As well as that side of it, there was an opportunity to help internal Microsoft colleagues with a DevOps approach to solutions we sell from Microsoft Services. Microsoft Services delivers a lot of standard solutions to customers (which are obviously customised where necessary for the target customers environment) which use a lot of PowerShell and Automation to give our solutions a consistent delivery state globally. In the Cyber Security team, there was opportunity to start bringing more of a DevOps “wrapper” around how these solutions are managed and maintained. So I started to become involved in this area too.
Lastly, Cyber Security is an area I have a real passion for. It’s perhaps one of the most important issues of our time, and a daily challenge which too many people in IT struggle with. They get it wrong. It costs jobs. It costs bonuses. It costs customers of companies who have been breached, or everyday people who are not even customers of the companies who were breached because they didn’t even know this company had their data! It’s so easy to make fatal and career-ending mistakes with technology and as more and more digital transformation happens and more services and process become digital and automated, the risks are ever increasing.
I really felt like Cyber Security in Microsoft Services was where I could bring together my prior Identity experiences, my most recent Cloud, Automation and DevOps experience and bridge two worlds both for colleagues internally and with Microsoft customers. The right managers and senior colleagues agreed, so it happened 🙂
With every role change comes a change in manager, and my previous manager (Denise) was the best I have come across. It made me apprehensive to move to a different team, but as great managers tell you when you have an opportunity to advance your career and increase your impact “Go! Why are you still here?!”. Despite her reluctance to lose me she absolutely helped my transition to happen.

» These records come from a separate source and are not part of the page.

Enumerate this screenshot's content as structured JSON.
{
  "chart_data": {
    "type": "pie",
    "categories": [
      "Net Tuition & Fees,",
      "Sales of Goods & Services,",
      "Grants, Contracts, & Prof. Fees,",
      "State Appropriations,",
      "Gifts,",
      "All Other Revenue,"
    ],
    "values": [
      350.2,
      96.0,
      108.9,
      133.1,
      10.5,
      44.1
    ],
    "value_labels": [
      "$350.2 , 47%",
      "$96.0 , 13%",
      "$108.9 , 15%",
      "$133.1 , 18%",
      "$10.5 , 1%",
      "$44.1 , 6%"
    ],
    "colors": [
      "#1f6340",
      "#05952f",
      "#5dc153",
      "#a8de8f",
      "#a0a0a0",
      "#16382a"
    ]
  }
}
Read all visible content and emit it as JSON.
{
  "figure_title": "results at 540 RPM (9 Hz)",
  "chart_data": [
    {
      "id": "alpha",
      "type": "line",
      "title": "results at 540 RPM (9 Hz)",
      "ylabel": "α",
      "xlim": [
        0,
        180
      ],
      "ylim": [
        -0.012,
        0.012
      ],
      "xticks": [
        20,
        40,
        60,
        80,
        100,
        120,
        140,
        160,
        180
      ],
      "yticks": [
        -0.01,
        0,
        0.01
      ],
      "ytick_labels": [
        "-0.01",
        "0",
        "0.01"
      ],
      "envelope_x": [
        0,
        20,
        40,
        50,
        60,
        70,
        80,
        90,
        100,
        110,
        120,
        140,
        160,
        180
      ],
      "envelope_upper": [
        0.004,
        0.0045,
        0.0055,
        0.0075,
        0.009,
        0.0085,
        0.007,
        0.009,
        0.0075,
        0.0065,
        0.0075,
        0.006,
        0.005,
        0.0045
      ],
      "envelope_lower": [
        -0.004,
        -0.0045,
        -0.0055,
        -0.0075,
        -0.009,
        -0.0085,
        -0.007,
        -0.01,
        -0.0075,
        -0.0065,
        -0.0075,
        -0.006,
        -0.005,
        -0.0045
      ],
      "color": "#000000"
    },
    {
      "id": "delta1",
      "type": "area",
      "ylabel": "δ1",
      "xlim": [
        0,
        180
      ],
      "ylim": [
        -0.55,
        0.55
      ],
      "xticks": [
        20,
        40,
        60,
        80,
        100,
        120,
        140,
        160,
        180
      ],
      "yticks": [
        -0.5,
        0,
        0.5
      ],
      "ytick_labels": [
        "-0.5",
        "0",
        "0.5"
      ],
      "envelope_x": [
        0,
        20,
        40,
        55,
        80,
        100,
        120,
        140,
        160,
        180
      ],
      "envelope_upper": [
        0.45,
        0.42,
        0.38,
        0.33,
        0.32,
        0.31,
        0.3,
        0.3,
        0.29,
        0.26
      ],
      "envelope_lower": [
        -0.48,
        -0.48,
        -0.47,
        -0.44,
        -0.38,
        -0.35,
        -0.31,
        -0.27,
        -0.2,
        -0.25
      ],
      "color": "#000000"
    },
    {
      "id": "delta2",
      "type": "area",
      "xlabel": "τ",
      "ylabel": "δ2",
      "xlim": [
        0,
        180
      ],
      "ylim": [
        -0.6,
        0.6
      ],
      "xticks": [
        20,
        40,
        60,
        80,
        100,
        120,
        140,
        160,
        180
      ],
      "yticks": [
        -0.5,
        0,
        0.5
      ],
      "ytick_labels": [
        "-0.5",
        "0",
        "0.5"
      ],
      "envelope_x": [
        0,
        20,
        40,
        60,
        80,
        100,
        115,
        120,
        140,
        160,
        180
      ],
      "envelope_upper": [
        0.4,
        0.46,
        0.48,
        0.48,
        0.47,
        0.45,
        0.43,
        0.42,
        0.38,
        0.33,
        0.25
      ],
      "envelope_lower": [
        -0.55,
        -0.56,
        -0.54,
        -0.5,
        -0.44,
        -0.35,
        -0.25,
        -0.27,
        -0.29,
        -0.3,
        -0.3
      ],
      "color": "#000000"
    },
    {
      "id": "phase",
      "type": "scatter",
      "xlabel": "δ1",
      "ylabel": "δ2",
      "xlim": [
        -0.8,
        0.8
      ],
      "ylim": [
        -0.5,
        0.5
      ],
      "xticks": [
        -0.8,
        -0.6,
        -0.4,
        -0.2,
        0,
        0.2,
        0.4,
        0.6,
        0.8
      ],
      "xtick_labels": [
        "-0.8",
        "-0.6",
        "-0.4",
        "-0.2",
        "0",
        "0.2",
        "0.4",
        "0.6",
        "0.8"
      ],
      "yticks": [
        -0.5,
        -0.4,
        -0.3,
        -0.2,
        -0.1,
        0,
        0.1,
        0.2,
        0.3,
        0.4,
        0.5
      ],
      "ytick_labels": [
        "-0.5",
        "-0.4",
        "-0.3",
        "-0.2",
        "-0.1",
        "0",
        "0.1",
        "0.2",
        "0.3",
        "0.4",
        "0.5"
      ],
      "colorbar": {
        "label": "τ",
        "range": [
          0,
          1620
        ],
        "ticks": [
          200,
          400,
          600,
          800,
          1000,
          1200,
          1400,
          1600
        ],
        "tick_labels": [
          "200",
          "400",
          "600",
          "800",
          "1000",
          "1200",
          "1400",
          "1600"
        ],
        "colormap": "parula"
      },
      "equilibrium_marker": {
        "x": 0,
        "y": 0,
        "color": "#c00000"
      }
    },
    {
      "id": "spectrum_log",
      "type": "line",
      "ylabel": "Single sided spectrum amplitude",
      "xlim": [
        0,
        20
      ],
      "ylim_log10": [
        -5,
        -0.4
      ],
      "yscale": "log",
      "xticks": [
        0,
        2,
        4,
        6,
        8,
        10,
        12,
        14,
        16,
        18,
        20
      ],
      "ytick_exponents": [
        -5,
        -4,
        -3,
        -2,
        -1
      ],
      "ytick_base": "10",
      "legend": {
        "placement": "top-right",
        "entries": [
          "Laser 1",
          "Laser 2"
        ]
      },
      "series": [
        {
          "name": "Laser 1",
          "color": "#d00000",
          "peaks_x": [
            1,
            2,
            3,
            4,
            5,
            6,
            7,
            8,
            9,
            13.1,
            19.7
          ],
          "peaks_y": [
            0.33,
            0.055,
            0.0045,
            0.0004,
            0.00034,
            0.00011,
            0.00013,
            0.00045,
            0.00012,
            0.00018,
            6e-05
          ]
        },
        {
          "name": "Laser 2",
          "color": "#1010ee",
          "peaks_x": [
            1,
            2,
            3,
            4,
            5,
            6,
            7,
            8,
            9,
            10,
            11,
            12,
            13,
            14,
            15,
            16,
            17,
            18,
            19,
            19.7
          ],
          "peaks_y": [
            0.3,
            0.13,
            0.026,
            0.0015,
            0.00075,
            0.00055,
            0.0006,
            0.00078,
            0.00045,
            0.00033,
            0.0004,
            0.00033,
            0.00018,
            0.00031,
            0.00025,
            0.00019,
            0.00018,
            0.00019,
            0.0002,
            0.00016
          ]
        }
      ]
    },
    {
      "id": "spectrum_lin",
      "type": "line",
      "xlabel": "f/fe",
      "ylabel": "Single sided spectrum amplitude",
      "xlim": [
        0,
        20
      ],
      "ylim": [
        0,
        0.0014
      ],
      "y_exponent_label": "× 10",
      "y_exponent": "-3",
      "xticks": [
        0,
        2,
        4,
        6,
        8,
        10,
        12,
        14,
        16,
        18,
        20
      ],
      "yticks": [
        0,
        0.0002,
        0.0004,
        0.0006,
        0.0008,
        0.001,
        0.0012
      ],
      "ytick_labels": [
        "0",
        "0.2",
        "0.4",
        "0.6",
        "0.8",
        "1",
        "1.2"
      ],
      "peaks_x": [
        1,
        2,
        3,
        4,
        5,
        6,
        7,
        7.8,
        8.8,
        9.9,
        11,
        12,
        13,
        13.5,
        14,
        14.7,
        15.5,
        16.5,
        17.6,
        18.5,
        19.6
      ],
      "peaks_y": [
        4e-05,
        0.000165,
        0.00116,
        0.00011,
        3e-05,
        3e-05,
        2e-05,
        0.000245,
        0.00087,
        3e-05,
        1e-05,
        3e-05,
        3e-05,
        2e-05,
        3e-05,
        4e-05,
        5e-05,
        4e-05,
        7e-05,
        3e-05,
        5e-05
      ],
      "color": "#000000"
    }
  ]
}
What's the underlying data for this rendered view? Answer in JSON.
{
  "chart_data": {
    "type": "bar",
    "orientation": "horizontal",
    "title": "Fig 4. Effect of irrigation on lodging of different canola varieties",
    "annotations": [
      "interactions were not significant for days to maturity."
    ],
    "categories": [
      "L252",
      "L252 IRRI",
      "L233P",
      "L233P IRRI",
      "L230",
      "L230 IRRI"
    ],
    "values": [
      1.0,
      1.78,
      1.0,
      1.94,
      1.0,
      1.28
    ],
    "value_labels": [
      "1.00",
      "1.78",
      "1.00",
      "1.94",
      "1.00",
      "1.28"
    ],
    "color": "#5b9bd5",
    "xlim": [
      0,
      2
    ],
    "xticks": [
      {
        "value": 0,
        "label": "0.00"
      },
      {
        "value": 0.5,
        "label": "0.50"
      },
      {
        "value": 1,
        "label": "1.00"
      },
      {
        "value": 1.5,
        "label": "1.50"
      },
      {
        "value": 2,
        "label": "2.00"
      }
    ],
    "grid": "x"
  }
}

When you have a great manager, recognise and appreciate them.
So, what can you expect from me in the communities and if this blog does get resurrected successfully? Definitely more of the same (PowerShell, Release Pipelines, Azure DevOps, DSC, etc.) along with the addition of previous skills which I am re-sharpening (AD/ADFS/PKI), and of course things like Credential Theft Mitigation, MIM, Compliance-as-Code, Azure Policies, Azure Automation, Azure Firewall, Azure AD, Azure AD Connect … basically everything Microsoft! Because the great thing about Security is that you need to understand how so many things work to not only identify and quantify the risks, but also to be able to use the technologies to your advantage.
For the foreseeable future, my job will be to help Security minded customers and colleagues understand and embrace a DevOps/as-code future, I look forward to sharing what I learn. Microsoft has incredible security capabilities and I look forward to helping our customers understand them, deploy them and maximise the value they get from them.
As for the ITIL side. Well. I can’t fix everything!